My apartment, in its own sleepy, funky suburbia, isn't the most glamorous. It wasn't the nicest one we saw. It doesn't even really have a kitchen, the appliances are old and I have a Barbie-pink bathroom (really). But it does boast an AMAZING location, just one block away from the Metra and the el, and is walking distance to our downtown (restaurants, bars, shopping, gym, banking, etc.). It has two huge bedrooms, two bathrooms and free parking. So what if my "chandelier" is bright turquoise with fake candles and a plastic chain? Or if my carpets are ugly?
I knew when we started renting here that we had a savings goal in mind. I knew the place was small and the layout was cramped. But for the money, it was just what I needed at the time. No more. No less. The trick for me was understanding that I can't have everything I want all the time, at least not right away. And lucky for me, my rent hasn't been raised in four years.
(Sorry New Yorkers, this lesson probably doesn't apply to you :(
2) Staying power. I've been working at the same job for seven years. And I put everything into it. The first couple years were really tough; I made hardly anything. But after five years with the same company, I started to make some nice headway with my salary. I've said before that while it's popular to spend your 20's extending your education, "finding yourself" or floating from job to job, there's a lot of opportunity to be had by staying loyal to one place. It's an old-school idea, but some of the most successful folks I know under 30 have been working at the same company for a number of years.
3) Cap your spending. I don't buy anything, really. I've had the same TV for 10 years and the same computer for five years. I have the same god-awful table and chairs that I had in college, and I bought all the rest of my furniture at discount stores. I got my bed at Sam's Club in 1999 and most of my current apartment decorations came from Ikea. I'm very careful about my discretionary income. Although my monthly income has steadily risen, my lifestyle has not. I don't go to fancy restaurants, and I limit my spending at bars and clubs. Instead of raising my monthly expenses, I just keep raising the amount that goes in my savings and my 401k. That way, I never notice that my lifestyle lags far behind my income.
4) Go without. I don't have a car, and I don't drive. I walk or take the train and the bus everywhere. I'm trying to learn how to drive now, so I'll probably eventually need to purchase some insurance. But B and I have one car between us, and right now we only drive it about once per week. I hitch rides and sometimes chip in for gas. I hitch rides a LOT with people who do drive. But other times, I'm stuck waiting in the snow, the rain, the wind, the cold ... it's just no big deal to me because I don't really know anything else.
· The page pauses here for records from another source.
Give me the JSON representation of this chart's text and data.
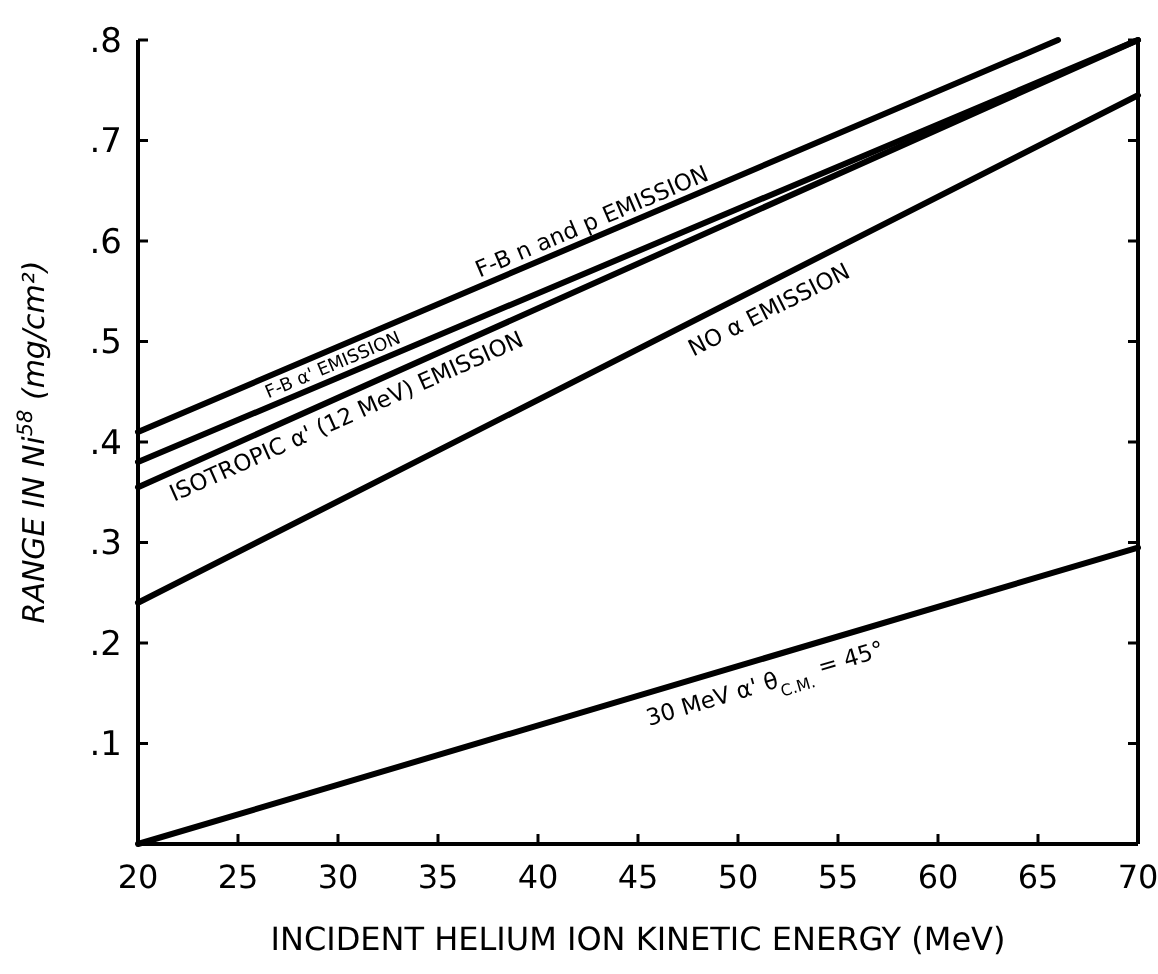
{
  "chart_data": {
    "type": "line",
    "xlabel": "INCIDENT HELIUM ION KINETIC ENERGY (MeV)",
    "ylabel": "RANGE IN Ni$^{58}$ (mg/cm²)",
    "xlim": [
      20,
      70
    ],
    "ylim": [
      0,
      0.8
    ],
    "xticks": [
      20,
      25,
      30,
      35,
      40,
      45,
      50,
      55,
      60,
      65,
      70
    ],
    "yticks": [
      {
        "value": 0.1,
        "label": ".1"
      },
      {
        "value": 0.2,
        "label": ".2"
      },
      {
        "value": 0.3,
        "label": ".3"
      },
      {
        "value": 0.4,
        "label": ".4"
      },
      {
        "value": 0.5,
        "label": ".5"
      },
      {
        "value": 0.6,
        "label": ".6"
      },
      {
        "value": 0.7,
        "label": ".7"
      },
      {
        "value": 0.8,
        "label": ".8"
      }
    ],
    "series": [
      {
        "name": "F-B n and p EMISSION",
        "color": "#000000",
        "x": [
          20,
          66
        ],
        "values": [
          0.41,
          0.8
        ]
      },
      {
        "name": "F-B α' EMISSION",
        "color": "#000000",
        "x": [
          20,
          70
        ],
        "values": [
          0.38,
          0.8
        ]
      },
      {
        "name": "ISOTROPIC α' (12 MeV) EMISSION",
        "color": "#000000",
        "x": [
          20,
          70
        ],
        "values": [
          0.355,
          0.8
        ]
      },
      {
        "name": "NO α EMISSION",
        "color": "#000000",
        "x": [
          20,
          70
        ],
        "values": [
          0.24,
          0.745
        ]
      },
      {
        "name": "30 MeV α' θ$_{C.M.}$ = 45°",
        "color": "#000000",
        "x": [
          20,
          70
        ],
        "values": [
          0,
          0.295
        ]
      }
    ]
  }
}
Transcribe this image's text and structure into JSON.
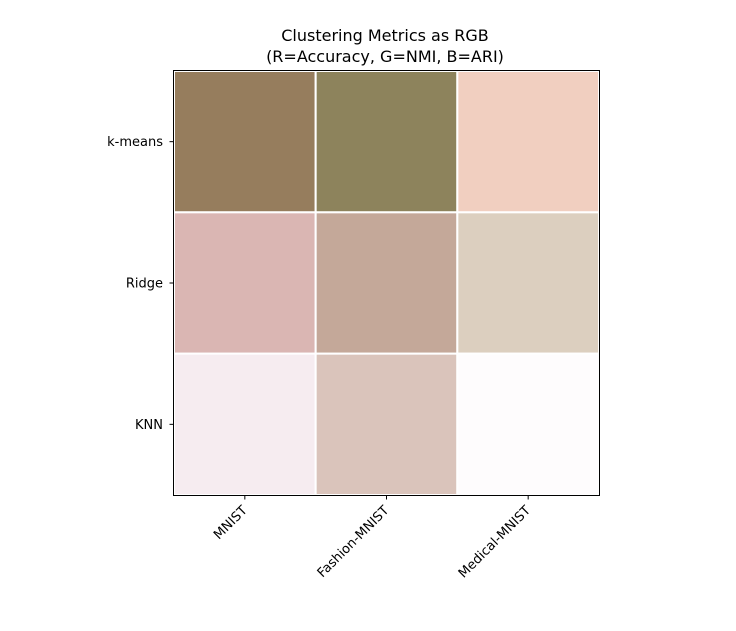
{
  "chart_data": {
    "type": "heatmap",
    "title_lines": [
      "Clustering Metrics as RGB",
      "(R=Accuracy, G=NMI, B=ARI)"
    ],
    "x_categories": [
      "MNIST",
      "Fashion-MNIST",
      "Medical-MNIST"
    ],
    "y_categories": [
      "k-means",
      "Ridge",
      "KNN"
    ],
    "channel_mapping": {
      "R": "Accuracy",
      "G": "NMI",
      "B": "ARI"
    },
    "cells": [
      [
        {
          "color": "#967d5d",
          "rgb": [
            0.59,
            0.49,
            0.36
          ]
        },
        {
          "color": "#8d835c",
          "rgb": [
            0.55,
            0.51,
            0.36
          ]
        },
        {
          "color": "#f1cfc0",
          "rgb": [
            0.95,
            0.81,
            0.75
          ]
        }
      ],
      [
        {
          "color": "#dab6b3",
          "rgb": [
            0.85,
            0.71,
            0.7
          ]
        },
        {
          "color": "#c4a899",
          "rgb": [
            0.77,
            0.66,
            0.6
          ]
        },
        {
          "color": "#dccfbf",
          "rgb": [
            0.86,
            0.81,
            0.75
          ]
        }
      ],
      [
        {
          "color": "#f6ecf0",
          "rgb": [
            0.96,
            0.93,
            0.94
          ]
        },
        {
          "color": "#dac4bb",
          "rgb": [
            0.85,
            0.77,
            0.73
          ]
        },
        {
          "color": "#fefcfd",
          "rgb": [
            1.0,
            0.99,
            0.99
          ]
        }
      ]
    ],
    "grid": false
  }
}
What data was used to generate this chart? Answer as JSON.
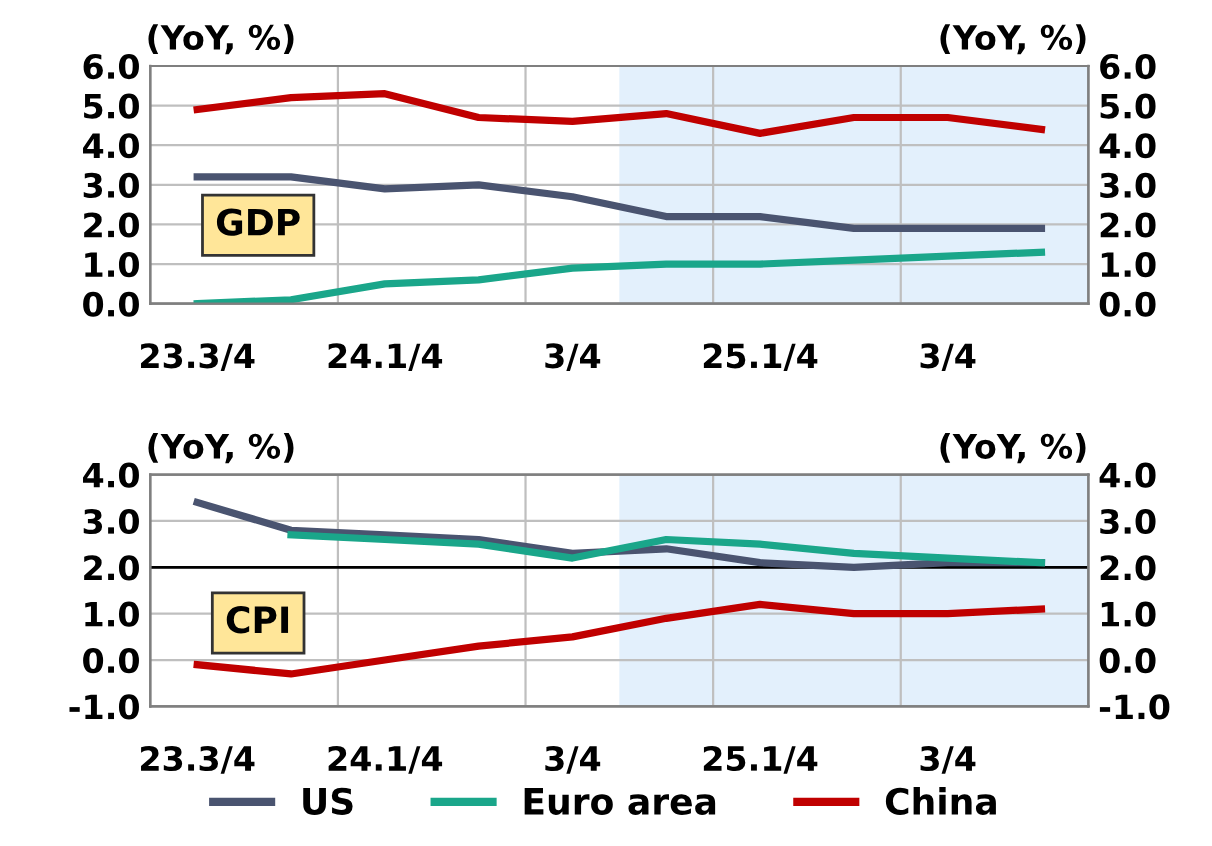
{
  "chart_data": [
    {
      "type": "line",
      "ylabel": "(YoY, %)",
      "y2label": "(YoY, %)",
      "annotations": [
        "GDP"
      ],
      "categories": [
        "23.3/4",
        null,
        "24.1/4",
        null,
        "3/4",
        null,
        "25.1/4",
        null,
        "3/4",
        null
      ],
      "ylim": [
        0,
        6
      ],
      "yticks": [
        {
          "value": 0,
          "label": "0.0"
        },
        {
          "value": 1,
          "label": "1.0"
        },
        {
          "value": 2,
          "label": "2.0"
        },
        {
          "value": 3,
          "label": "3.0"
        },
        {
          "value": 4,
          "label": "4.0"
        },
        {
          "value": 5,
          "label": "5.0"
        },
        {
          "value": 6,
          "label": "6.0"
        }
      ],
      "y2lim": [
        0,
        6
      ],
      "y2ticks": [
        {
          "value": 0,
          "label": "0.0"
        },
        {
          "value": 1,
          "label": "1.0"
        },
        {
          "value": 2,
          "label": "2.0"
        },
        {
          "value": 3,
          "label": "3.0"
        },
        {
          "value": 4,
          "label": "4.0"
        },
        {
          "value": 5,
          "label": "5.0"
        },
        {
          "value": 6,
          "label": "6.0"
        }
      ],
      "grid": "y",
      "series": [
        {
          "color": "#4a5470",
          "values": [
            3.2,
            3.2,
            2.9,
            3.0,
            2.7,
            2.2,
            2.2,
            1.9,
            1.9,
            1.9
          ]
        },
        {
          "color": "#1aa68a",
          "values": [
            0.0,
            0.1,
            0.5,
            0.6,
            0.9,
            1.0,
            1.0,
            1.1,
            1.2,
            1.3
          ]
        },
        {
          "color": "#c00000",
          "values": [
            4.9,
            5.2,
            5.3,
            4.7,
            4.6,
            4.8,
            4.3,
            4.7,
            4.7,
            4.4
          ]
        }
      ]
    },
    {
      "type": "line",
      "ylabel": "(YoY, %)",
      "y2label": "(YoY, %)",
      "annotations": [
        "CPI"
      ],
      "categories": [
        "23.3/4",
        null,
        "24.1/4",
        null,
        "3/4",
        null,
        "25.1/4",
        null,
        "3/4",
        null
      ],
      "ylim": [
        -1,
        4
      ],
      "yticks": [
        {
          "value": -1,
          "label": "-1.0"
        },
        {
          "value": 0,
          "label": "0.0"
        },
        {
          "value": 1,
          "label": "1.0"
        },
        {
          "value": 2,
          "label": "2.0"
        },
        {
          "value": 3,
          "label": "3.0"
        },
        {
          "value": 4,
          "label": "4.0"
        }
      ],
      "y2lim": [
        -1,
        4
      ],
      "y2ticks": [
        {
          "value": -1,
          "label": "-1.0"
        },
        {
          "value": 0,
          "label": "0.0"
        },
        {
          "value": 1,
          "label": "1.0"
        },
        {
          "value": 2,
          "label": "2.0"
        },
        {
          "value": 3,
          "label": "3.0"
        },
        {
          "value": 4,
          "label": "4.0"
        }
      ],
      "grid": "y",
      "legend": "bottom",
      "ref_lines": [
        {
          "axis": "y",
          "value": 2,
          "color": "#000000"
        }
      ],
      "series": [
        {
          "name": "US",
          "color": "#4a5470",
          "values": [
            3.4,
            2.8,
            2.7,
            2.6,
            2.3,
            2.4,
            2.1,
            2.0,
            2.1,
            2.1
          ]
        },
        {
          "name": "Euro area",
          "color": "#1aa68a",
          "values": [
            null,
            2.7,
            2.6,
            2.5,
            2.2,
            2.6,
            2.5,
            2.3,
            2.2,
            2.1
          ]
        },
        {
          "name": "China",
          "color": "#c00000",
          "values": [
            -0.1,
            -0.3,
            0.0,
            0.3,
            0.5,
            0.9,
            1.2,
            1.0,
            1.0,
            1.1
          ]
        }
      ]
    }
  ]
}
Another BIG without... I don't have any kids yet. This isn't something everyone can control, or would want to, for that matter. And it's definitely something that's difficult for me to explain to others sometimes, while other times it's difficult for myself to deal with. It just hasn't happened yet. But I can guarantee you that if I had kids I wouldn't be saving as much, if anything at all.
5) Live for experiences. (Picture at right is me and B ocean kayaking in Monterey Bay on vacation in 2006)...
When I do splurge, I've learned that I'm much more satisfied spending on experiences than I am on things. So I'll drop a lot on a vacation (a budget vacation, of course, that uses free miles and credit card points) that allows me to spend time planning and prepping throughout the year ... and that lives on in my mind forever when it's over. Some people like to spend on big entertainment systems or name brand clothes or house decorations or whatever. I don't. For me, it's much more about the memories in my mind than the art on my wall. Make sense?
So that's really it. Those are my big secrets. Who knows if they're right or wrong, and who knows if they'll help you at all. I'm just a girl trying to save some money and having a good time doing it.